Togo : déploiement des forces de l’ordre à lomé après des appels à manifester contre le pouvoir

Inter

Au Togo, des appels à manifester ont été relayés sur les réseaux sociaux à partir de ce mercredi 26 juin, et pour une durée de trois jours. En réponse, un important dispositif sécuritaire a été déployé dans la capitale, Lomé, où la mobilisation reste pour l’heure timide.

« La ville est anormalement calme », partage un témoin sur place. À Lomé, les rideaux des magasins sont baissés, les commerçants du marché central n’ont pas ouvert leurs échoppes, et la circulation est quasi inexistante.

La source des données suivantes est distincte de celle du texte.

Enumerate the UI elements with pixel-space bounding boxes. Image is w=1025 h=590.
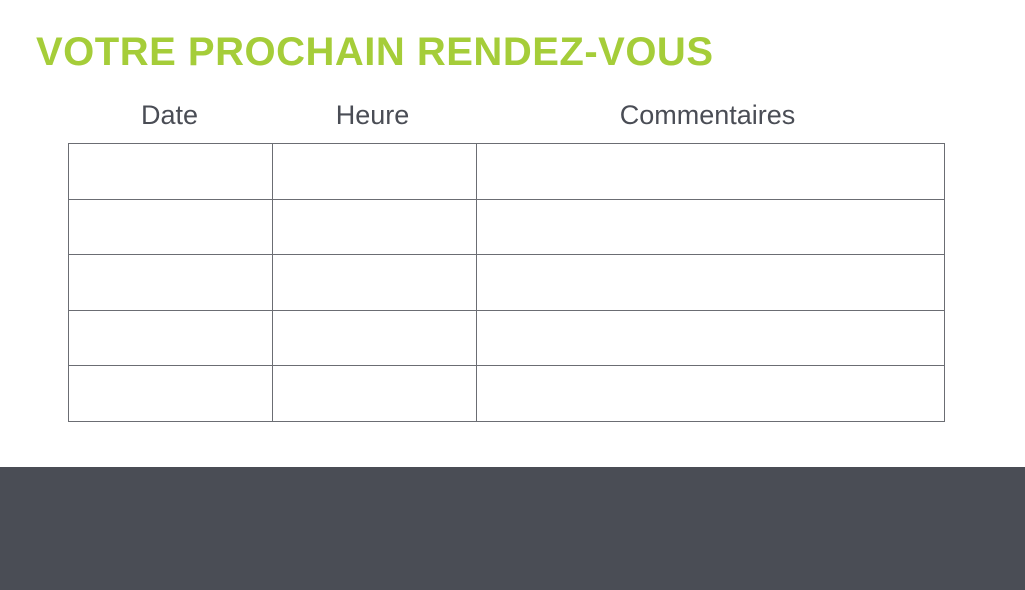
appointment-table xyxy=(68,143,945,422)
footer-band xyxy=(0,467,1025,590)
cell-heure[interactable] xyxy=(272,309,477,366)
table-row xyxy=(68,143,945,200)
column-header-date: Date xyxy=(140,100,199,130)
cell-date[interactable] xyxy=(68,198,273,255)
cell-date[interactable] xyxy=(68,254,273,311)
cell-commentaires[interactable] xyxy=(476,365,945,422)
cell-commentaires[interactable] xyxy=(476,254,945,311)
cell-heure[interactable] xyxy=(272,143,477,200)
cell-heure[interactable] xyxy=(272,198,477,255)
cell-commentaires[interactable] xyxy=(476,309,945,366)
cell-heure[interactable] xyxy=(272,254,477,311)
cell-date[interactable] xyxy=(68,365,273,422)
cell-date[interactable] xyxy=(68,309,273,366)
cell-date[interactable] xyxy=(68,143,273,200)
cell-heure[interactable] xyxy=(272,365,477,422)
page-title: VOTRE PROCHAIN RENDEZ-VOUS xyxy=(36,30,714,74)
cell-commentaires[interactable] xyxy=(476,143,945,200)
column-header-heure: Heure xyxy=(335,100,410,130)
column-header-commentaires: Commentaires xyxy=(619,100,796,130)
table-row xyxy=(68,254,945,311)
table-row xyxy=(68,309,945,366)
table-row xyxy=(68,198,945,255)
table-row xyxy=(68,365,945,422)
cell-commentaires[interactable] xyxy=(476,198,945,255)
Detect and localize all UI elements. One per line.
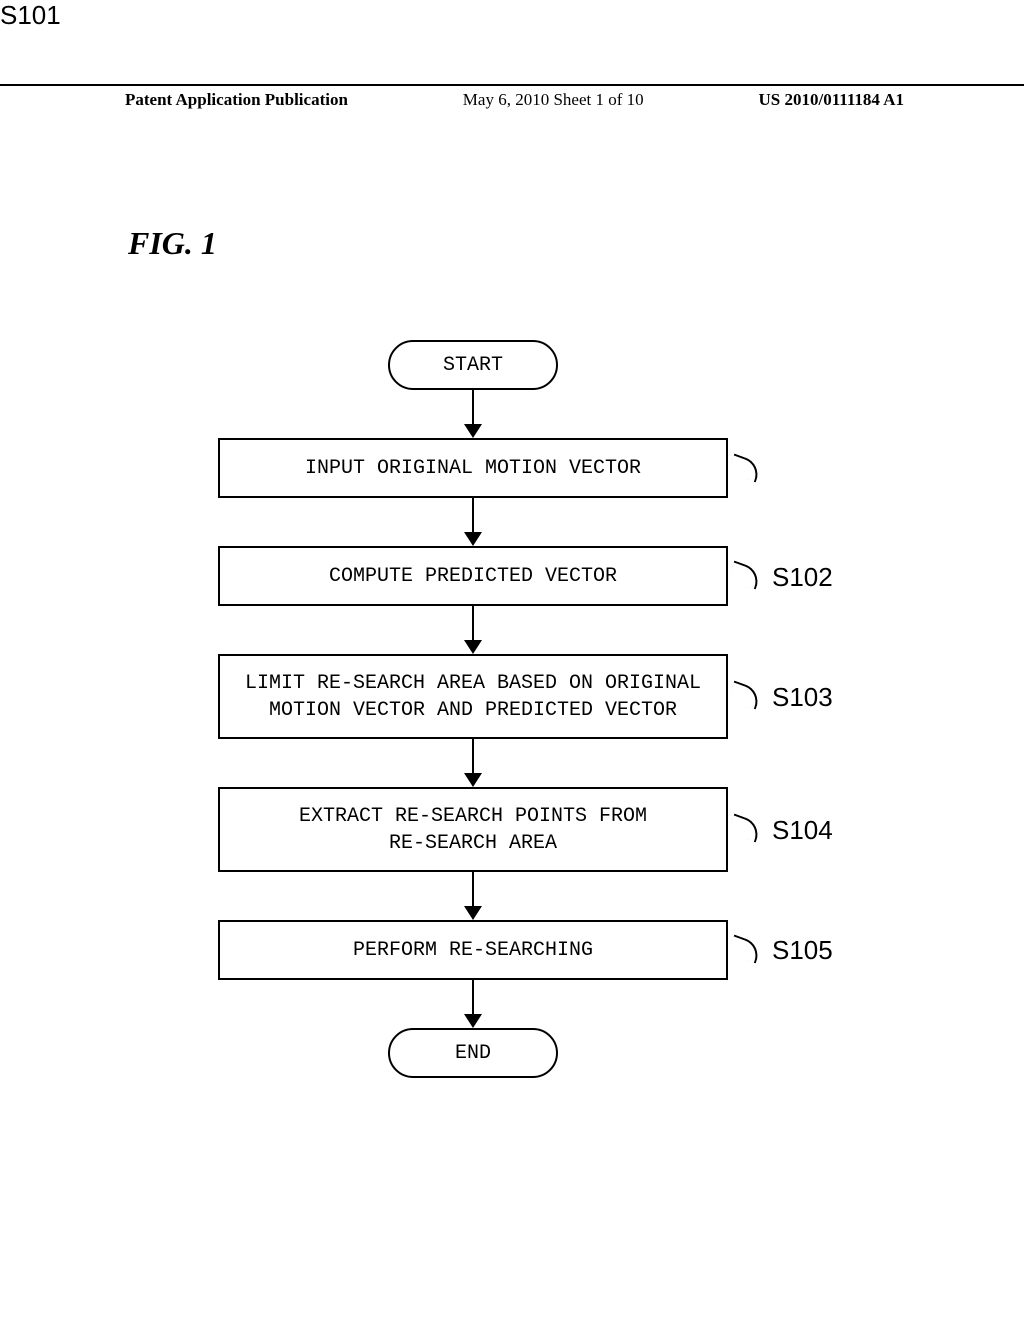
header-right: US 2010/0111184 A1 [759, 90, 904, 110]
terminal-end-label: END [455, 1042, 491, 1065]
arrow-head-icon [464, 1014, 482, 1028]
arrow-line [472, 606, 474, 644]
step-label-s101: S101 [0, 0, 61, 31]
header-row: Patent Application Publication May 6, 20… [0, 90, 1024, 110]
arrow-line [472, 872, 474, 910]
process-label: EXTRACT RE-SEARCH POINTS FROM RE-SEARCH … [299, 803, 647, 857]
terminal-end: END [388, 1028, 558, 1078]
arrow [218, 606, 728, 654]
process-s103: LIMIT RE-SEARCH AREA BASED ON ORIGINAL M… [218, 654, 728, 739]
arrow-line [472, 498, 474, 536]
terminal-start-label: START [443, 354, 503, 377]
process-s105: PERFORM RE-SEARCHING [218, 920, 728, 980]
arrow-line [472, 739, 474, 777]
flowchart-container: START INPUT ORIGINAL MOTION VECTOR COMPU… [218, 340, 728, 1078]
step-label-s102: S102 [772, 562, 833, 593]
arrow [218, 739, 728, 787]
header-center: May 6, 2010 Sheet 1 of 10 [463, 90, 644, 110]
step-label-s105: S105 [772, 935, 833, 966]
arrow-head-icon [464, 773, 482, 787]
arrow [218, 980, 728, 1028]
arrow-head-icon [464, 424, 482, 438]
arrow-head-icon [464, 640, 482, 654]
arrow [218, 872, 728, 920]
process-label: INPUT ORIGINAL MOTION VECTOR [305, 455, 641, 482]
arrow-line [472, 390, 474, 428]
process-s101: INPUT ORIGINAL MOTION VECTOR [218, 438, 728, 498]
process-s102: COMPUTE PREDICTED VECTOR [218, 546, 728, 606]
step-label-s103: S103 [772, 682, 833, 713]
arrow-line [472, 980, 474, 1018]
arrow-head-icon [464, 906, 482, 920]
leader-line-icon [727, 934, 762, 963]
leader-line-icon [727, 813, 762, 842]
process-s104: EXTRACT RE-SEARCH POINTS FROM RE-SEARCH … [218, 787, 728, 872]
process-label: LIMIT RE-SEARCH AREA BASED ON ORIGINAL M… [245, 670, 701, 724]
process-label: PERFORM RE-SEARCHING [353, 937, 593, 964]
arrow [218, 498, 728, 546]
figure-label: FIG. 1 [128, 225, 217, 262]
leader-line-icon [727, 680, 762, 709]
arrow [218, 390, 728, 438]
step-label-s104: S104 [772, 815, 833, 846]
arrow-head-icon [464, 532, 482, 546]
page-header: Patent Application Publication May 6, 20… [0, 84, 1024, 110]
header-left: Patent Application Publication [125, 90, 348, 110]
leader-line-icon [727, 560, 762, 589]
leader-line-icon [727, 453, 762, 482]
process-label: COMPUTE PREDICTED VECTOR [329, 563, 617, 590]
terminal-start: START [388, 340, 558, 390]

Des tensions ont néanmoins été signalées, notamment dans le sud-est de la capitale. Les forces de l’ordre ont fait usage de gaz lacrymogènes dans plusieurs quartiers, notamment à Bè, Bè Kpota et Adakpamé. Dans ce dernier, certaines rues ont été bouclées, raconte la même source. Aux côtés de la police, des témoins notent la présence de nombreux miliciens à bord de véhicules non immatriculés, à visage découvert, cordelette, matraque et fusil à la main. La confrontation n’a pas duré longtemps : la pluie a commencé autour de 13h locale et a dispersé aussi bien policiers, manifestants que les rares passants.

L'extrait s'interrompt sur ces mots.